Ambon, Pelita Maluku – Menjelang Hari Raya Idul Adha 1447 Hijriah, Majelis Pekerja Harian (MPH) Sinode Gereja Protestan Maluku (GPM) kembali menunjukkan semangat hidup orang basudara dengan menyerahkan satu ekor sapi kurban kepada pengurus Masjid Raya Al-Fatah Ambon, Selasa (26/5/2026).
Penyerahan hewan kurban yang berlangsung di pelataran Masjid Raya Al-Fatah itu menjadi simbol nyata persaudaraan lintas iman yang terus terjaga di Maluku, sekaligus menegaskan bahwa nilai kasih, kemanusiaan, dan toleransi tetap hidup di tengah masyarakat.
Hadir dalam kegiatan tersebut Wakil Ketua I MPH Sinode GPM Pdt. R.A. Rikumahu, Anggota MPH Sinode GPM Pnt. Phil Latumeirissa, Ketua DPRD Provinsi Maluku sekaligus Ketua PHBG Sinode GPM Benhur George Watubun, serta Ketua Yayasan Masjid Raya Al-Fatah Ustadz Drs. H. Hadi Basalamah bersama jajaran pengurus yayasan dan tokoh masyarakat.

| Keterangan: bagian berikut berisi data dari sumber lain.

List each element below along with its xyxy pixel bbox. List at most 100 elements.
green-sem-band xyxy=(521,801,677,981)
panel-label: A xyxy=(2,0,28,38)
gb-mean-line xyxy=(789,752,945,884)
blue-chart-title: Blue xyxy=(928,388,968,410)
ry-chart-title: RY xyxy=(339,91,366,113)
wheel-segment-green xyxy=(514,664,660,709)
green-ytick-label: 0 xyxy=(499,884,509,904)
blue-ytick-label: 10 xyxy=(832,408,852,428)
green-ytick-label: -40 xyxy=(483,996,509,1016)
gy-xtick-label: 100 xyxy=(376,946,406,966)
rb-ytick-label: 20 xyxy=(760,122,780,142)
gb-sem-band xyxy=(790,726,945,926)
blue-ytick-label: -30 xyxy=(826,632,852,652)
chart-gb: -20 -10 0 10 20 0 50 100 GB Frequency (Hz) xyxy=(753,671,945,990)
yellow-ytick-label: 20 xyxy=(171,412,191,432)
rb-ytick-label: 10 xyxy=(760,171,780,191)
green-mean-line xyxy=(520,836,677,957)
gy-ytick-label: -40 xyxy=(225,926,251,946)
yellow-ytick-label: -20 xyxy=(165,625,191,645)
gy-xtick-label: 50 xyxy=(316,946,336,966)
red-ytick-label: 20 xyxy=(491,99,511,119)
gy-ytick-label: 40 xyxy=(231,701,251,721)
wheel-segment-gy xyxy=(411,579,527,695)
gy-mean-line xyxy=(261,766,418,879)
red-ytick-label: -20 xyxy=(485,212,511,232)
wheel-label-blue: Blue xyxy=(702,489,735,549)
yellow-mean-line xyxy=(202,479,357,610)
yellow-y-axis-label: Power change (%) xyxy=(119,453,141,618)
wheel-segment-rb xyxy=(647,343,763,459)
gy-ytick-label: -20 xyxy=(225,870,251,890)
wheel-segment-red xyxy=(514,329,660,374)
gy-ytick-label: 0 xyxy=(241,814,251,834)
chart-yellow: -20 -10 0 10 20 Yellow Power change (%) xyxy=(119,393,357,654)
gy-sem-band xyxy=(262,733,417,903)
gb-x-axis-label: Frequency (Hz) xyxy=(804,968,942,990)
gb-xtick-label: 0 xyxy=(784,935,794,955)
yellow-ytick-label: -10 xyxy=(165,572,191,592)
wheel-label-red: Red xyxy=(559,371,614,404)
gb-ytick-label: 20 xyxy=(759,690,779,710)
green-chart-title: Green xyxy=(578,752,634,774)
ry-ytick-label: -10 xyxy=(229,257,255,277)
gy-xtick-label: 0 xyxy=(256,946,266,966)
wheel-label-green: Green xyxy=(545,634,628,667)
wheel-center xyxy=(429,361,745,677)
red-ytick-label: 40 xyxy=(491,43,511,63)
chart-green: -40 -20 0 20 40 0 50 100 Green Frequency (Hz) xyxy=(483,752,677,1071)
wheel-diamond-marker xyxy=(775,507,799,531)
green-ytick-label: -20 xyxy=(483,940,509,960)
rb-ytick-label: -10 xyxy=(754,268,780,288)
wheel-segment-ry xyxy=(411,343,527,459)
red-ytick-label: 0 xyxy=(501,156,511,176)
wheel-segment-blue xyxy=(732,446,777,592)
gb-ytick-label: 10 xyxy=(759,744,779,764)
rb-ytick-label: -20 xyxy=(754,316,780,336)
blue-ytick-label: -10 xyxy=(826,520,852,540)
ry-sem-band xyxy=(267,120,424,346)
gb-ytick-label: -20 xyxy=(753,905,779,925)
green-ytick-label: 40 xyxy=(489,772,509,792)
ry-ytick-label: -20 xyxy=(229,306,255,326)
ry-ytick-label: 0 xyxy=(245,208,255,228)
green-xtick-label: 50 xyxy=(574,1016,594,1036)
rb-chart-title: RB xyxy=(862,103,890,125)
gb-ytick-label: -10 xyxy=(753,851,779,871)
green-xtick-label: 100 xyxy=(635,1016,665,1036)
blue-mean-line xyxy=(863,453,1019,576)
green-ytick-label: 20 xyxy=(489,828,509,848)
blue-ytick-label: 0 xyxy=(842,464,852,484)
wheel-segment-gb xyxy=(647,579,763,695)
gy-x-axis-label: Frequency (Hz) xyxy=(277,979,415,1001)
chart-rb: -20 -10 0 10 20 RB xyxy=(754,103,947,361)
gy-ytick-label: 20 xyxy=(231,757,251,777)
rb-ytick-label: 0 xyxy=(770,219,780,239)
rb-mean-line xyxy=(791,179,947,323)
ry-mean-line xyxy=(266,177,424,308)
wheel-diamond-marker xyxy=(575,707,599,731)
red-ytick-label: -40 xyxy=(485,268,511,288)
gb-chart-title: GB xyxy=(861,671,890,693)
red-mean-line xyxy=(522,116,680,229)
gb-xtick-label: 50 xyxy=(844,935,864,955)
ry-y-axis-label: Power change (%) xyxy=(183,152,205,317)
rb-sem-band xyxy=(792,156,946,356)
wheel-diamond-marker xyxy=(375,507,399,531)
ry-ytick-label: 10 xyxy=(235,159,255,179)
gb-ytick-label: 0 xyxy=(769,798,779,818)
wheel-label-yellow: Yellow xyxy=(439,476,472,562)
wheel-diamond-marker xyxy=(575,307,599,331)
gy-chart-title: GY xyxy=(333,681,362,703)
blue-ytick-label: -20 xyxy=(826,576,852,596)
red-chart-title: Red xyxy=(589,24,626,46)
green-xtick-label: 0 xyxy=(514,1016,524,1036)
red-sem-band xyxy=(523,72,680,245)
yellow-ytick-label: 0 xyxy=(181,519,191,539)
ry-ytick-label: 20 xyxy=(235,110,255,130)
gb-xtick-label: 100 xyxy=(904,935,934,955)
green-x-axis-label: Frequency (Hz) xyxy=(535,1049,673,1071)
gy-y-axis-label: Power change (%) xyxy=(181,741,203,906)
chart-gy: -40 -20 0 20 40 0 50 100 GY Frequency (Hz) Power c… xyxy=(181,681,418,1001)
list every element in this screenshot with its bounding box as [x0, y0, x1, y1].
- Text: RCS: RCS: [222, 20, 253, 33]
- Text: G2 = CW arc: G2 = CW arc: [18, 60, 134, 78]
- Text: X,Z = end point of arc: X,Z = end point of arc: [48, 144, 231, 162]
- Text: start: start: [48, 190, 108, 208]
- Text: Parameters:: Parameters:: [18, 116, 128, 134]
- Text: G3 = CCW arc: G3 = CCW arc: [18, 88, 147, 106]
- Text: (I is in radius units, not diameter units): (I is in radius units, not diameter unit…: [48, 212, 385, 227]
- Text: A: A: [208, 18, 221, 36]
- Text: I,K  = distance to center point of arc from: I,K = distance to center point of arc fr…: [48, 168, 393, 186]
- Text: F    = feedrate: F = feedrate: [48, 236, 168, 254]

Dalam sambutannya, Pdt. R.A. Rikumahu menegaskan bahwa makna penyerahan hewan kurban bukan terletak pada besar kecilnya bantuan, melainkan pada ketulusan hati untuk terus merawat tali persaudaraan antarumat beragama.

Menurutnya, semangat pengorbanan dalam Idul Adha juga mengajarkan pentingnya berbagi, saling peduli, dan menghadirkan damai bagi sesama tanpa memandang latar belakang keyakinan.
“Momentum ini bukan sekadar tradisi tahunan, tetapi wujud nyata komitmen kita untuk menjaga kebersamaan, merawat kasih, dan memastikan semangat orang basudara tetap hidup di tanah Maluku,” ujarnya.
Ia juga mengajak seluruh masyarakat Maluku untuk terus menjaga warisan toleransi yang telah ditanamkan para leluhur melalui nilai pela gandong dan budaya hidup bersama.
Di tengah berbagai tantangan sosial yang dihadapi masyarakat saat ini, kata dia, semangat katong samua basudara harus tetap menjadi fondasi dalam membangun Maluku yang damai, rukun, dan penuh kasih.
Sementara itu, Ketua Yayasan Masjid Raya Al-Fatah, Ustadz Drs. H. Hadi Basalamah, menyampaikan apresiasi dan rasa syukur atas perhatian yang terus diberikan Sinode GPM kepada umat Islam setiap menjelang Idul Adha.

Ia menilai, tradisi penyerahan hewan kurban dari Sinode GPM telah menjadi simbol persaudaraan sejati yang memberi pesan kuat tentang pentingnya menjaga harmoni di tengah keberagaman.
“Ini bukan sekadar bantuan hewan kurban, tetapi pesan moral bagi generasi muda Maluku bahwa agama sejatinya mengajarkan cinta kasih, perdamaian, dan penghormatan kepada sesama,” katanya.
Tradisi tahunan ini kembali menegaskan Ambon dan Maluku sebagai rumah bersama yang dibangun di atas nilai persaudaraan, di mana perbedaan keyakinan tidak menjadi sekat, melainkan jembatan untuk saling menguatkan.